Tempo do acaso, dias nublados em somas de solidão.
Dois pontos: uma reta, uma seta, reticências...
É só tracejar o espaço existente ponto final.
É preciso ler. A leitura redime e a remissão é causa primária para a felicidade. Leitura e felicidades são expressões fisionômicas de uma mesma realidade. Ler o tangível, o oportuno, a condição de saber os segredos existentes entre os espaços; a comunicação animalesca de grunhidos irracionais; fazer a leitura dos sentimentos dos amantes nos olhares e nas palavras escritas, gestos, símbolos e expressões diversas. Ler o diverso e o universo acerca de...
É como fechar os olhos e enxergar a escuridão numa brincadeira de Maria cega, por as mãos sobre os olhos e deixar tato e visão vagalumearem noções de tempo e espaço. Mapeá-la em lato senso e no discernimento degusta-la e encontrar sabor naquilo que é possível esmigalhar pelo palato estrelado em letrinhas. Morder a palavra e fazê-la ser digerida em bocadas simétricas, salivadas. Ritmar o ato de trituração e perceber nos vários cantos da boca, pelas glândulas leitoras, a causa primitiva sensitiva do texto saboreado. Ler como desfrute e aperitivo dos olhos e da boca em guloseima.
Não se poder ler somente pelo saber, pela necessidade simplista de ter amplo conhecimento enciclopédico acerca da realidade das coisas ou objetos lidos. O ato de ler é a descoberta do sabor, da impressão que se contém ou que se pode desempenhar sobre o sentido dos vocábulos, dos sinais, das ideias, das alegorias. A saída da cegueira e o enxergar a frente, o que se esconde nas entrelinhas e dá sentido, descobrir o encoberto e abrir portas e sair para outras realidades. Decodificar o símbolo e fazê-lo inserido dentro de dada realidade de compreensão no processo comunicativo.
No ato de ler é encontrada a leitura, ação deste ato para a libertação do ser aprisionado à falta de um norte mais amplo para a vida. A soberana vicissitude de condensar o que se quer dizer pelos sentidos corpóreos habilitados na condição de racional dada à raça humana. A remissão, a alforria da ignorância, o elo cativo construído e destinado à criação de asas e voar. Ir além de si e se entregar ao desconhecido e conhecer, passar a ter outras dimensões do signo, seja ele verbal ou não verbal.

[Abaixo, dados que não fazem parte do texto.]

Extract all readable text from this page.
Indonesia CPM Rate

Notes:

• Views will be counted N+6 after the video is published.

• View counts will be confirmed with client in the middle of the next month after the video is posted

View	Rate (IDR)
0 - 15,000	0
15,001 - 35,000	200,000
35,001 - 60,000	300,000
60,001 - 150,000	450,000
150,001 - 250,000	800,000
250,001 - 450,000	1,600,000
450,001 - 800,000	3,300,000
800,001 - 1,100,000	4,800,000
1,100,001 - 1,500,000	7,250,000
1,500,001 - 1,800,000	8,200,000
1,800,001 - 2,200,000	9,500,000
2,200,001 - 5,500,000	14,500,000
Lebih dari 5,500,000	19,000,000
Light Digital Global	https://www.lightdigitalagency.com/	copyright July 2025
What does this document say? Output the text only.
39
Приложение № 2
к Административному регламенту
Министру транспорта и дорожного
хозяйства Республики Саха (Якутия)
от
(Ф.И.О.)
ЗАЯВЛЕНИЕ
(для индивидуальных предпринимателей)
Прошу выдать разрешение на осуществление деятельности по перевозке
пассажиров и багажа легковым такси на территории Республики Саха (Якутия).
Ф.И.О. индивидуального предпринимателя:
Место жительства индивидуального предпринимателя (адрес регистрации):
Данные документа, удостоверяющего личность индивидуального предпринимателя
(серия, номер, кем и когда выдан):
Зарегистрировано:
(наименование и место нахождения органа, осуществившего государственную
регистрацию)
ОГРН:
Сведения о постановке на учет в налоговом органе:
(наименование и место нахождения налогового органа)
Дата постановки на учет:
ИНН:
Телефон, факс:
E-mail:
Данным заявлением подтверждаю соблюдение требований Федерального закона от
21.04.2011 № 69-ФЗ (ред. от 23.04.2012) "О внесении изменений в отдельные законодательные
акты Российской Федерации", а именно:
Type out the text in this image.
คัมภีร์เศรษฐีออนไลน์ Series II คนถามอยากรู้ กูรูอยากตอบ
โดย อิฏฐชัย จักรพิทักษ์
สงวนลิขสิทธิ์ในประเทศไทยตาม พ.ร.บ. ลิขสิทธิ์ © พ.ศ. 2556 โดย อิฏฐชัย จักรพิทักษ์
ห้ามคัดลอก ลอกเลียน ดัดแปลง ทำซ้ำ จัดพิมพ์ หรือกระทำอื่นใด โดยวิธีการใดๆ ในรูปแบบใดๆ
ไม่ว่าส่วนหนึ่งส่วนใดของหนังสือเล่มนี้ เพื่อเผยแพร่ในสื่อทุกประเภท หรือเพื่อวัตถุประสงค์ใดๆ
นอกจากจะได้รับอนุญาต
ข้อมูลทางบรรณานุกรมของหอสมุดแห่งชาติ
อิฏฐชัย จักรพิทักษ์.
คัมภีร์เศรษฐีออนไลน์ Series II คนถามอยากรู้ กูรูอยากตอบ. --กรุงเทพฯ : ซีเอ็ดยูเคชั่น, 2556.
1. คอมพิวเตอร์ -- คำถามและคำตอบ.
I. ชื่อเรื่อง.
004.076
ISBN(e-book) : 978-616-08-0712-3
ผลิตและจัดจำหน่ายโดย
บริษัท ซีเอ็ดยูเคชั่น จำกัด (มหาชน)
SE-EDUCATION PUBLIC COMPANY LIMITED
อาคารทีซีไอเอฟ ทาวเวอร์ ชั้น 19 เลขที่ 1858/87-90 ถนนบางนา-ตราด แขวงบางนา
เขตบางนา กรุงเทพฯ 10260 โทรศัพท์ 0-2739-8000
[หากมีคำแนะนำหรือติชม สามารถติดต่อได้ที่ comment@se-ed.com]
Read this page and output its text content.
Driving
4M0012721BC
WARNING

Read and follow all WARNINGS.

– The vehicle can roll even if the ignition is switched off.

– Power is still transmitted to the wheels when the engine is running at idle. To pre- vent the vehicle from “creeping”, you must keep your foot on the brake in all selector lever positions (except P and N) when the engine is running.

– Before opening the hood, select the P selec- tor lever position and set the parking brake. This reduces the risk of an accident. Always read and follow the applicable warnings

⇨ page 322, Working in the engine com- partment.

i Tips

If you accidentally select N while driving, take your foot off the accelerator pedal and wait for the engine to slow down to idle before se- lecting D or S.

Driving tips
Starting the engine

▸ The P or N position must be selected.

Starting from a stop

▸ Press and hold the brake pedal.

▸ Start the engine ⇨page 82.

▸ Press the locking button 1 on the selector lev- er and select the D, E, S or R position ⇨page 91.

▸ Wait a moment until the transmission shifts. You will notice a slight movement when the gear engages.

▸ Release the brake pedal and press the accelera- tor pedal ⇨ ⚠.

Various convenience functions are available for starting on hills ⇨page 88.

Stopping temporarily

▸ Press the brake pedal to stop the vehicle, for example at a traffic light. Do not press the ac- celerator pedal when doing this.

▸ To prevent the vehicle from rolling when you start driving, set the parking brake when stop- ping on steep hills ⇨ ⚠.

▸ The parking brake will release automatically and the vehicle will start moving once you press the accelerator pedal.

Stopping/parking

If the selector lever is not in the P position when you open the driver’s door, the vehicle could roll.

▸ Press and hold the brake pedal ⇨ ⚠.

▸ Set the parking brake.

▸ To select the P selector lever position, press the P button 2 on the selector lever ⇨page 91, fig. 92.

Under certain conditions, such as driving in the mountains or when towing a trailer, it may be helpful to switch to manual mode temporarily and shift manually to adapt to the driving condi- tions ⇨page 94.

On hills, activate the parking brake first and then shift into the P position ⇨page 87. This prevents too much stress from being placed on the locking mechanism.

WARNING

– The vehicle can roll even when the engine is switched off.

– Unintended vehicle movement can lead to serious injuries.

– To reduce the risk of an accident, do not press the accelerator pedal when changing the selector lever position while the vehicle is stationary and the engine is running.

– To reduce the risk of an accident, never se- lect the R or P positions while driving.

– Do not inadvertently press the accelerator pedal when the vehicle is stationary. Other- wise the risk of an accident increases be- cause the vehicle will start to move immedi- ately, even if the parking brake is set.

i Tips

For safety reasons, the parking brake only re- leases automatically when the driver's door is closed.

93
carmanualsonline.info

Saber, sabor, leitura, felicidade, ingredientes necessários para a combinação da construção do ser leitor. Espectros materializados nas relações de compreensão interlocutora entre quem ler e a coisa lida. É preciso, pois pelo ato de ler se conceber sujeito da coisa lida através da construção de sentido feita a partir da apreensão da informação, do diálogo entre leitor e texto.
O ser leitor é o maior desafio da leitura e do ato de ler. Não aquele indivíduo funcional que enxerga a superfície e boceja e já acredita ter chegado à alma da pretensão de se comunicar simplesmente, mas sim aquele que vai as entrelinhas, percebe a intertextualidade e a possibilidade de diálogo do texto lido com outros textos, vai a fundo e na profundeza deságua no discurso e muda o percurso da coisa dita e dita novas possibilidades e concorda e discorda e recria, reinventa, reorganiza a ideia contida no objeto de comunicação decodificado na mensagem visualizada.
É preciso ler, só lendo é que o homem passa a entender o próprio homem e a manifestar essa leitura na vida e a modificar a vida e fazer vida entre as pessoas porque somente e tão somente por este ato é que nasceu a possibilidade do entendimento do homem, pelo ato de ler e de registar estes atos que a história sociocultural e histórica da humanidade pode ter sido contada, recontada e registrada para sempre.
O ato de ler redime o homem, faz dele muito mais que simplesmente matéria; pela leitura o homem é, sendo constrói a possibilidade de ser sempre e assim, além de, a medida que, também pode ser mais.
Leia, seja leitor de si, da vida e do mundo ao seu redor. Faça deste ato uma constante em sua vida. Não se feche a possibilidade de sentir emoção e com ela descobrir o desconhecido habitado por trás das palavras.